Summary
In Silverman v Lobel (163 AD2d 62, 62 [1st Dept 1990]), the First Department noted that under CPLR article 78 "[t]he remedy of mandamus is an extraordinary remedy which lies only to compel the performance of purely ministerial acts where there is a clear right to the relief sought."
Summary of this case from Okslen Acupuncture P.C. v. DinalloOpinion
July 3, 1990
Appeal from the Supreme Court, New York County (Edith Miller, J.).
Petitioners entered into a written real estate contract in which they agreed to purchase a marina owned by respondent sellers. Petitioners deposited $60,000 (10% of the purchase price) with the sellers' attorney.
Petitioners allegedly canceled the real estate contract by letter, due to their purported inability to obtain a mortgage. However, the sellers assert that the letter and the petitioners' subsequent actions did not terminate the contract but, instead, extended the time frame and altered the terms of the contract. In this light, the sellers maintain that when the petitioners failed to close on the new closing date, they forfeited their down payment.
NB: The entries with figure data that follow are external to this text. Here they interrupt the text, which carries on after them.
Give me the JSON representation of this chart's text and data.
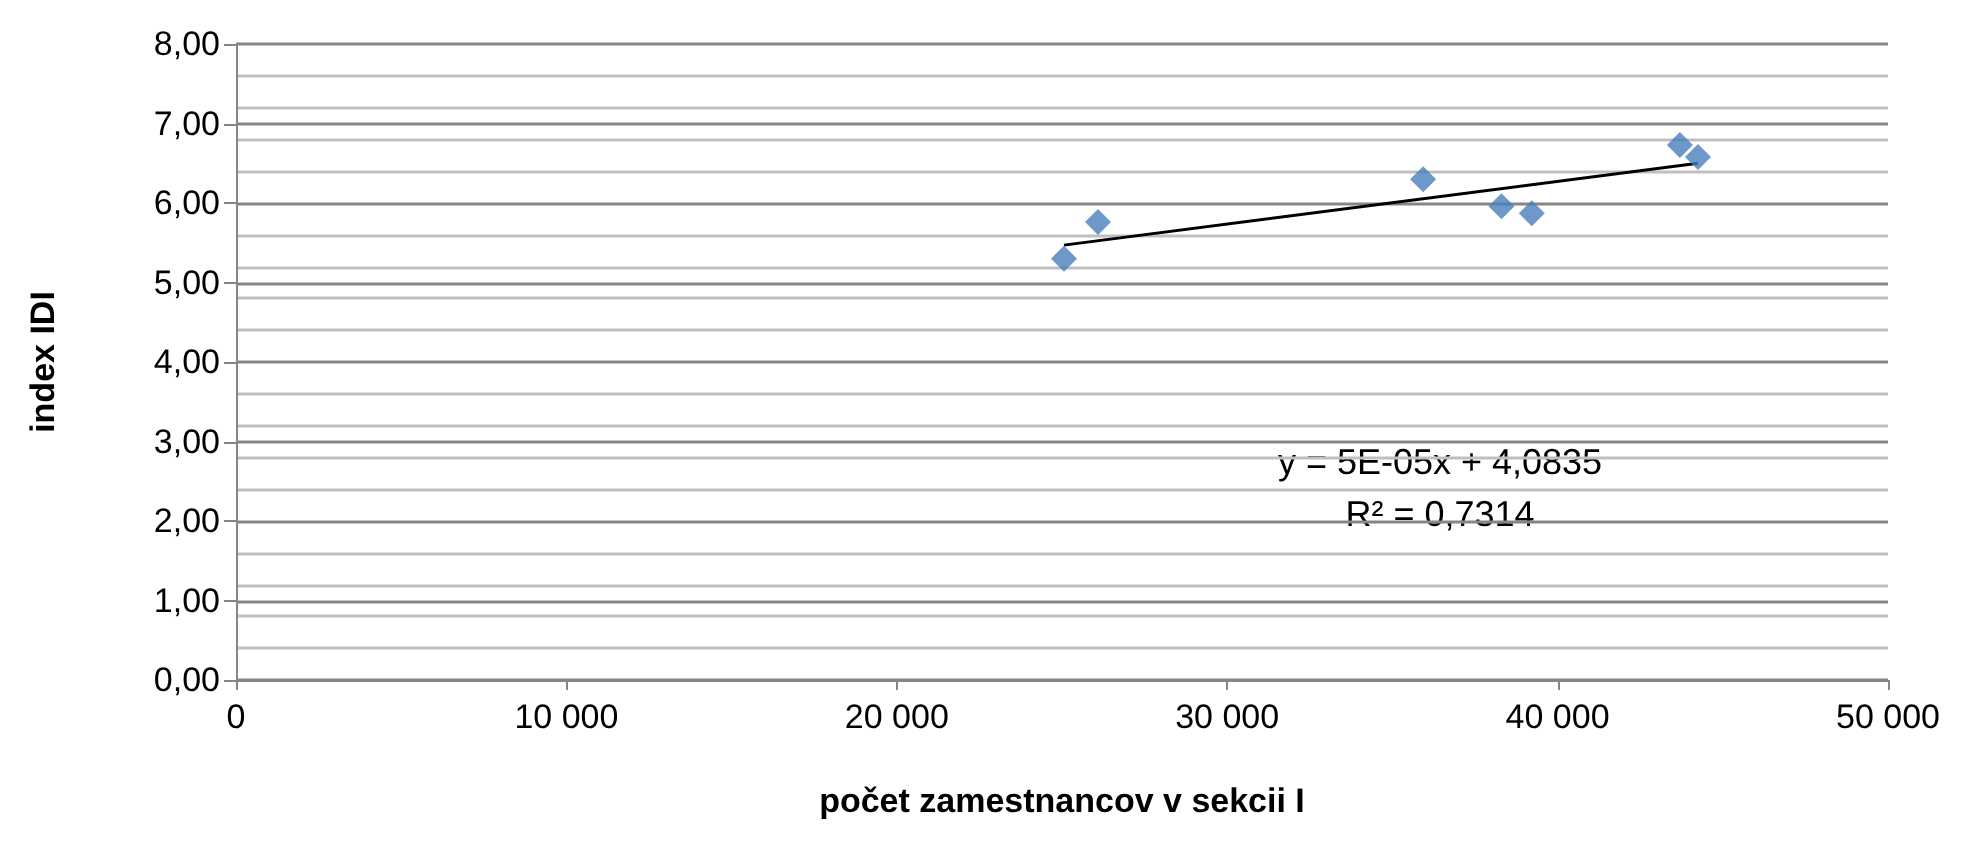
{
  "chart_data": {
    "type": "scatter",
    "xlabel": "počet zamestnancov v sekcii I",
    "ylabel": "index IDI",
    "series": [
      {
        "color": "#4a7ebb",
        "marker": "diamond",
        "x": [
          25060,
          26090,
          35930,
          38300,
          39220,
          43700,
          44250
        ],
        "values": [
          5.3,
          5.76,
          6.3,
          5.96,
          5.87,
          6.73,
          6.58
        ]
      },
      {
        "type": "line",
        "color": "#000000",
        "marker": "none",
        "x": [
          25060,
          44250
        ],
        "values": [
          5.47,
          6.5
        ]
      }
    ],
    "xlim": [
      0,
      50000
    ],
    "xticks": [
      {
        "value": 0,
        "label": "0"
      },
      {
        "value": 10000,
        "label": "10 000"
      },
      {
        "value": 20000,
        "label": "20 000"
      },
      {
        "value": 30000,
        "label": "30 000"
      },
      {
        "value": 40000,
        "label": "40 000"
      },
      {
        "value": 50000,
        "label": "50 000"
      }
    ],
    "ylim": [
      0,
      8
    ],
    "yticks": [
      {
        "value": 0,
        "label": "0,00"
      },
      {
        "value": 1,
        "label": "1,00"
      },
      {
        "value": 2,
        "label": "2,00"
      },
      {
        "value": 3,
        "label": "3,00"
      },
      {
        "value": 4,
        "label": "4,00"
      },
      {
        "value": 5,
        "label": "5,00"
      },
      {
        "value": 6,
        "label": "6,00"
      },
      {
        "value": 7,
        "label": "7,00"
      },
      {
        "value": 8,
        "label": "8,00"
      }
    ],
    "grid": "y",
    "annotations": [
      "y = 5E-05x + 4,0835",
      "R² = 0,7314"
    ]
  }
}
Petitioners commenced this article 78 proceeding seeking to compel respondent Lobel, as an officer of the court, to pay to them the $60,000, which she had been holding in escrow. Petitioners also commenced a declaratory judgment action in Suffolk County and an action in New York County, alleging fraudulent inducement to enter into the real estate contract.
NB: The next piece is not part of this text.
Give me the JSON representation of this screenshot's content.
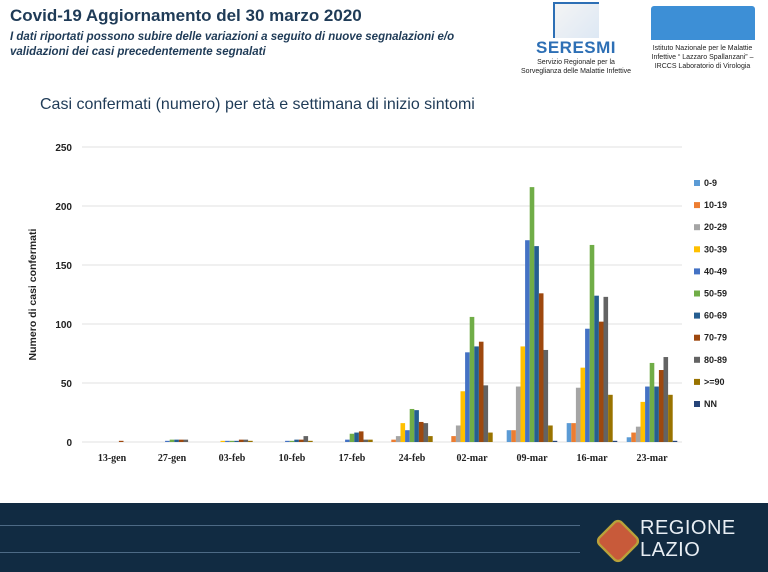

The IAS court dismissed the article 78 petition as to respondent sellers and stayed the proceeding as to respondent Lobel pending the resolution of the two related plenary actions commenced by petitioners.
The remedy of mandamus is an extraordinary remedy which lies only to compel the performance of purely ministerial acts where there is a clear right to the relief sought. (Spring Realty Co. v. New York City Loft Bd., 69 N.Y.2d 657, appeal dismissed 482 U.S. 911.) Accordingly, since the instant record reveals an obvious dispute as to whether the real estate contract was effectively canceled or was, instead, modified and as to whether petitioners' failure to close on the new date constituted a default under the contract, there is no clear right to the relief sought by petitioners. The release of the money in escrow by respondent Lobel is certainly not a ministerial act at this point.
Moreover, as there are other available adequate remedies (as is clearly demonstrated by petitioners' commencement of the two plenary actions), this article 78 proceeding against the respondent sellers was inappropriate. (See, Matter of Corbeau Constr. Corp. v. Board of Educ., 32 A.D.2d 958.)
Concur — Kupferman, J.P., Sullivan, Carro and Smith, JJ.